Talking With the Dead: Part 2
Until the early 19th century, Venetians usually buried their dead under paving stones within the central city: not a salutary practice, particularly in times of pestilence. So the Austrian government-in-occupation decreed in 1837 that San Michele would be the only possible burial ground for most Venetians. There are much older graveyards though: the 14th Century Jewish burial ground on the Lido, the hospital cemeteries and the communal plague pits on the Lazzaretti islands.
From one of these comes the virally dispersed story of the skeleton that couldn’t talk at all. Matteo Borrini, of the University of Florence, found the skeleton of a woman with a small brick in her mouth while excavating mass graves of victims of the Venetian plague of 1576 buried on Lazzaretto Nuovo. There is evidence to suggest some people In the Middle Ages believed that the plague was spread by ‘vampires’ which, rather than drinking people’s blood, spread disease by chewing on their shrouds after dying. Gravediggers put bricks in the mouths of suspected vampires to stop them doing this. The belief in vampires probably arose because blood is sometimes expelled from the mouths of the dead, causing the shroud to sink inwards and tear. The Wichita State University in Kansas found similar skeletons in Poland.

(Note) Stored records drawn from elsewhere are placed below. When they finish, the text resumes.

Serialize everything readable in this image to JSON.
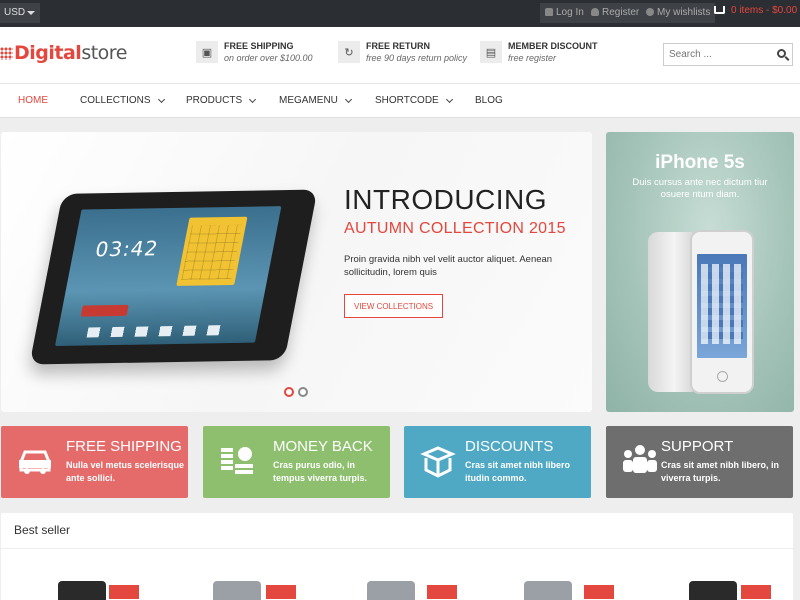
{
  "topbar": {
    "currency": "USD",
    "login": "Log In",
    "register": "Register",
    "wishlist": "My wishlists",
    "cart": "0 items - $0.00"
  },
  "header": {
    "logo_digital": "Digital",
    "logo_store": "store",
    "features": [
      {
        "title": "FREE SHIPPING",
        "subtitle": "on order over $100.00",
        "icon": "truck-icon"
      },
      {
        "title": "FREE RETURN",
        "subtitle": "free 90 days return policy",
        "icon": "refresh-icon"
      },
      {
        "title": "MEMBER DISCOUNT",
        "subtitle": "free register",
        "icon": "money-icon"
      }
    ],
    "search_placeholder": "Search ..."
  },
  "nav": {
    "items": [
      {
        "label": "HOME",
        "active": true
      },
      {
        "label": "COLLECTIONS"
      },
      {
        "label": "PRODUCTS"
      },
      {
        "label": "MEGAMENU"
      },
      {
        "label": "SHORTCODE"
      },
      {
        "label": "BLOG"
      }
    ]
  },
  "hero": {
    "title": "INTRODUCING",
    "subtitle": "AUTUMN COLLECTION 2015",
    "text": "Proin gravida nibh vel velit auctor aliquet. Aenean sollicitudin, lorem quis",
    "button": "VIEW COLLECTIONS",
    "tablet_clock": "03:42"
  },
  "promo": {
    "title": "iPhone 5s",
    "text": "Duis cursus ante nec dictum tiur osuere ntum diam."
  },
  "tiles": [
    {
      "title": "FREE SHIPPING",
      "text": "Nulla vel metus scelerisque ante sollici.",
      "color": "#e56b6b",
      "icon": "car-icon"
    },
    {
      "title": "MONEY BACK",
      "text": "Cras purus odio, in tempus viverra turpis.",
      "color": "#8dbf6f",
      "icon": "coins-icon"
    },
    {
      "title": "DISCOUNTS",
      "text": "Cras sit amet nibh libero itudin commo.",
      "color": "#4fa8c4",
      "icon": "box-icon"
    },
    {
      "title": "SUPPORT",
      "text": "Cras sit amet nibh libero, in viverra turpis.",
      "color": "#6e6e6e",
      "icon": "people-icon"
    }
  ],
  "bestseller": {
    "title": "Best seller"
  },
  "colors": {
    "accent": "#e4473d",
    "topbar": "#2b2e33"
  }
}
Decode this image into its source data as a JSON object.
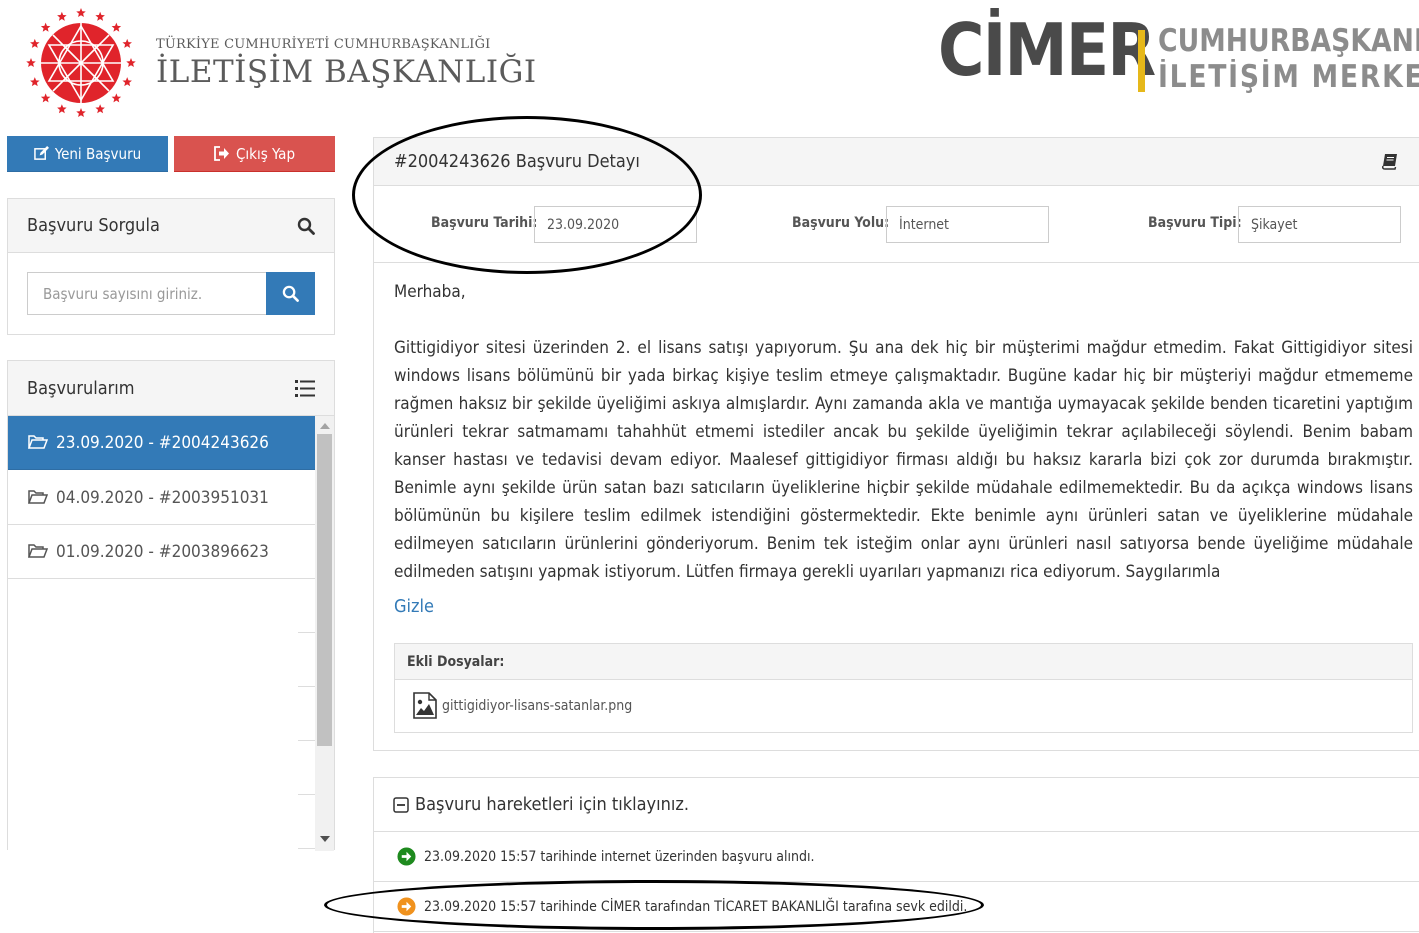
{
  "header": {
    "org_small": "TÜRKİYE CUMHURİYETİ CUMHURBAŞKANLIĞI",
    "org_big": "İLETİŞİM BAŞKANLIĞI",
    "cimer_word": "CİMER",
    "cimer_sub1": "CUMHURBAŞKANLIĞI",
    "cimer_sub2": "İLETİŞİM MERKEZİ",
    "brand_red": "#e0242b",
    "brand_gold": "#e6b81a"
  },
  "actions": {
    "new_label": "Yeni Başvuru",
    "new_icon": "edit-icon",
    "logout_label": "Çıkış Yap",
    "logout_icon": "sign-out-icon"
  },
  "search": {
    "title": "Başvuru Sorgula",
    "placeholder": "Başvuru sayısını giriniz."
  },
  "applications": {
    "title": "Başvurularım",
    "items": [
      {
        "label": "23.09.2020 - #2004243626",
        "active": true
      },
      {
        "label": "04.09.2020 - #2003951031",
        "active": false
      },
      {
        "label": "01.09.2020 - #2003896623",
        "active": false
      }
    ]
  },
  "detail": {
    "title": "#2004243626 Başvuru Detayı",
    "date_label": "Başvuru Tarihi:",
    "date_value": "23.09.2020",
    "channel_label": "Başvuru Yolu:",
    "channel_value": "İnternet",
    "type_label": "Başvuru Tipi:",
    "type_value": "Şikayet",
    "greeting": "Merhaba,",
    "body": "Gittigidiyor sitesi üzerinden 2. el lisans satışı yapıyorum. Şu ana dek hiç bir müşterimi mağdur etmedim. Fakat Gittigidiyor sitesi windows lisans bölümünü bir yada birkaç kişiye teslim etmeye çalışmaktadır. Bugüne kadar hiç bir müşteriyi mağdur etmememe rağmen haksız bir şekilde üyeliğimi askıya almışlardır. Aynı zamanda akla ve mantığa uymayacak şekilde benden ticaretini yaptığım ürünleri tekrar satmamamı tahahhüt etmemi istediler ancak bu şekilde üyeliğimin tekrar açılabileceği söylendi. Benim babam kanser hastası ve tedavisi devam ediyor. Maalesef gittigidiyor firması aldığı bu haksız kararla bizi çok zor durumda bırakmıştır. Benimle aynı şekilde ürün satan bazı satıcıların üyeliklerine hiçbir şekilde müdahale edilmemektedir. Bu da açıkça windows lisans bölümünün bu kişilere teslim edilmek istendiğini göstermektedir. Ekte benimle aynı ürünleri satan ve üyeliklerine müdahale edilmeyen satıcıların ürünlerini gönderiyorum. Benim tek isteğim onlar aynı ürünleri nasıl satıyorsa bende üyeliğime müdahale edilmeden satışını yapmak istiyorum. Lütfen firmaya gerekli uyarıları yapmanızı rica ediyorum. Saygılarımla",
    "hide_link": "Gizle",
    "files_title": "Ekli Dosyalar:",
    "file_name": "gittigidiyor-lisans-satanlar.png"
  },
  "history": {
    "title": "Başvuru hareketleri için tıklayınız.",
    "events": [
      {
        "text": "23.09.2020 15:57 tarihinde internet üzerinden başvuru alındı.",
        "color": "#1e8a1e"
      },
      {
        "text": "23.09.2020 15:57 tarihinde CİMER tarafından TİCARET BAKANLIĞI tarafına sevk edildi.",
        "color": "#f0921e"
      }
    ]
  }
}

Another skeleton that couldn’t talk is that of Mother Vittora Gregoris, from the Convent of San Francesco Alla Vigna, who died in 1947 ‘in the odour of sanctity’. Her tomb is in the section reserved for nuns on San Michele. When near death, the nun told other sisters that when her grave was opened, her body wouldn’t be found. The exhumation took place after only six years: the coffin only contained her clothes and a rosary, but no traces of her bones or body were found…
The disappearing dead: it’s a thought I’ve harboured for some time – that we are alive in this world as long as someone exists who holds our image within their living memory. This memory slowly and naturally fades over time until, whilst continuing to influence our ancestors genetically, we once more dissolve into nothing.